Might this week’s U.S. showdown eventually be seen as a case of the FAA giving in to panicky over-reaction, or other bureaucratic impulses? I don’t know. But, as John Herron pointed out, through its history the FAA has emphasized “what could possibly go wrong??” thinking about any technological changes. A bias toward worst-case-scenario thinking is part of the reason air travel has become so exceptionally safe. And in the wake of the 737 MAX disasters, no one wants to be the subject of the next “were regulators asleep at the wheel?” investigation.
Question: What’s the short-term answer?
AT&T and Verizon have agreed to temporary delays in activating their 5G systems near the airports the FAA was most concerned about. The FAA in turn has lifted or amended its emergency orders banning certain instrument approaches at those airports. (You can see a list of the affected airports in a PDF downloadable from this FAA page. A day-by-day update on the aircraft types and airports that have been cleared for operation is at the very bottom of this page.)
My guess is that for the foreseeable future, all affected parties—FAA, airlines, FCC, wireless companies—will agree on some limitations on 5G towers right around airports that all involved can live with. And eventually more evidence will come in about whether, how, and to what degree the 5G systems really are a problem for today’s planes. Wireless companies and airlines can adapt to what that evidence shows.

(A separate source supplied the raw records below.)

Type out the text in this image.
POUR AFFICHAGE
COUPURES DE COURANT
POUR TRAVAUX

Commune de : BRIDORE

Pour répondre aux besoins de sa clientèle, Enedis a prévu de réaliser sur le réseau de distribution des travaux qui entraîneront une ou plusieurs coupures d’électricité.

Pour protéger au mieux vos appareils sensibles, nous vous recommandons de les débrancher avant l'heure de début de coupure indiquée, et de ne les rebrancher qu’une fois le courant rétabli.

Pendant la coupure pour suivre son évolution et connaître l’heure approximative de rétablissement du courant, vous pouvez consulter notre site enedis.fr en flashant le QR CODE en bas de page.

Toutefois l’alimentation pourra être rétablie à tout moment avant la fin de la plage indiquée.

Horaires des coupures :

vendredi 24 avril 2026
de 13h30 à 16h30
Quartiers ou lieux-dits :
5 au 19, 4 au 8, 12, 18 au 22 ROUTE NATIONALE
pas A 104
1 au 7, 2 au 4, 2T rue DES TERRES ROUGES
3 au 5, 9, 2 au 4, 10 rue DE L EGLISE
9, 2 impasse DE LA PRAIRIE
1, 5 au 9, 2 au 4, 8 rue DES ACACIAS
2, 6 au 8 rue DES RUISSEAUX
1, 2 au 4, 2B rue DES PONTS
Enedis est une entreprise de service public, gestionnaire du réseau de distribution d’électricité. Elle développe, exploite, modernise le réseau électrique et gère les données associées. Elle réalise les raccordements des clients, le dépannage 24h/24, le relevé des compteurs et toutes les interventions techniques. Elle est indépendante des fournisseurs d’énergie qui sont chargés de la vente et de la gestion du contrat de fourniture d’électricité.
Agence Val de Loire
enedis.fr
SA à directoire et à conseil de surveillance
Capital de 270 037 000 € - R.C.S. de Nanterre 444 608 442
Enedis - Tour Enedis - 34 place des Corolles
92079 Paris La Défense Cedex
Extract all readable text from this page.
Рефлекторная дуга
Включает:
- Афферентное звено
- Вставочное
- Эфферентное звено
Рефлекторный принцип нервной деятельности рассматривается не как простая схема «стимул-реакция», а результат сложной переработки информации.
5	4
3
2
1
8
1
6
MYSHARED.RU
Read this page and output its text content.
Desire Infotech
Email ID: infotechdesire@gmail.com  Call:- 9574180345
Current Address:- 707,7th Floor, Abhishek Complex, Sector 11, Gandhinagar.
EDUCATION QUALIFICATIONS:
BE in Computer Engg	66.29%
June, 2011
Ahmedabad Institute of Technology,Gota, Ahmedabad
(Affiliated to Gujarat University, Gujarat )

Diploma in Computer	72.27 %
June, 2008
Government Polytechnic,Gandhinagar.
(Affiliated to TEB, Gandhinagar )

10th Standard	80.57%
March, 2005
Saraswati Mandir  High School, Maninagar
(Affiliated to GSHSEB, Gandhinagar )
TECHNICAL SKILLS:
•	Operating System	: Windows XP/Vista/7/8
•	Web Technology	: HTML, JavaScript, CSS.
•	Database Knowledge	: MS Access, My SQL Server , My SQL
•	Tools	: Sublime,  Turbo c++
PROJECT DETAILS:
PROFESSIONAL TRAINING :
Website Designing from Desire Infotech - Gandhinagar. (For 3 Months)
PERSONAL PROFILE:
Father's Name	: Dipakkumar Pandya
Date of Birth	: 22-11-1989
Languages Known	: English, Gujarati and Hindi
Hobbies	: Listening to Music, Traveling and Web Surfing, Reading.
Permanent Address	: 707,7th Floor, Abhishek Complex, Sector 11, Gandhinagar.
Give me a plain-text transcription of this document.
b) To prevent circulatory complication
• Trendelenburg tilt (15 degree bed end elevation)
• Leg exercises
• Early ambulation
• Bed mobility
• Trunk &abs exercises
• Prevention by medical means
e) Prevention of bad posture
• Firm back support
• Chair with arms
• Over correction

Question: What’s the long-term answer? Ultimately there will be a fleetwide upgrade of avionics, notably including radio altimeters, to modern versions that are much better shielded against off-frequency interference. As many articles have pointed out: 5G technology is new, and a lot of aviation technology is very old, because of the extreme regulatory caution of the industry as a whole. (The airplanes I trained in during the 1990s, were built in the 1970s, and were designed in the 1950s. I still see those very same airplanes being used at the same airport on training flights these days.) But a complete turnover in equipment will take time—for regulatory approval, among other reasons—and a lot of money.
The FAA has already cleared the radio altimeters used in most of the US commercial fleet for operations even in 5G areas. As it announced just yesterday:
“The FAA issued new approvals Thursday that allow an estimated 78 percent of the U.S. commercial fleet to perform low-visibility landings at airports where wireless companies deployed 5G C-band. This now includes some regional jets….
“The FAA is working diligently to determine which altimeters are reliable and accurate where 5G is deployed in the United States. We anticipate some altimeters will be too susceptible to 5G interference. To preserve safety, aircraft with those altimeters will be prohibited from performing low-visibility landings where 5G is deployed because the altimeter could provide inaccurate information.”
If and as new information arrives, I’ll do a separate follow-up post. Thanks for many readers for sending questions and leads.
A barometric altimeter works even when the plane is at high altitudes. The radio altimeter starts working when it gets within about 2,500 feet of the ground.
As an aside: getting comfortable with landing a plane is the part of learning to fly that resembles learning to ride a bike. But as with bicycling, the assumption is that once you’ve grasped the “sight picture” for the descent path, and how to manage the “flare” just before touchdown, it should be a routine skill. The premise of “instrument approaches” in aviation is to provide vertical-and-horizontal guidance until you get far enough below the clouds that you can see the runway. From that point on, the hardest part of the flight is supposed to be done. What passengers experience as the difference between a “rough” and “smooth” landing generally comes down to the final inches of descent.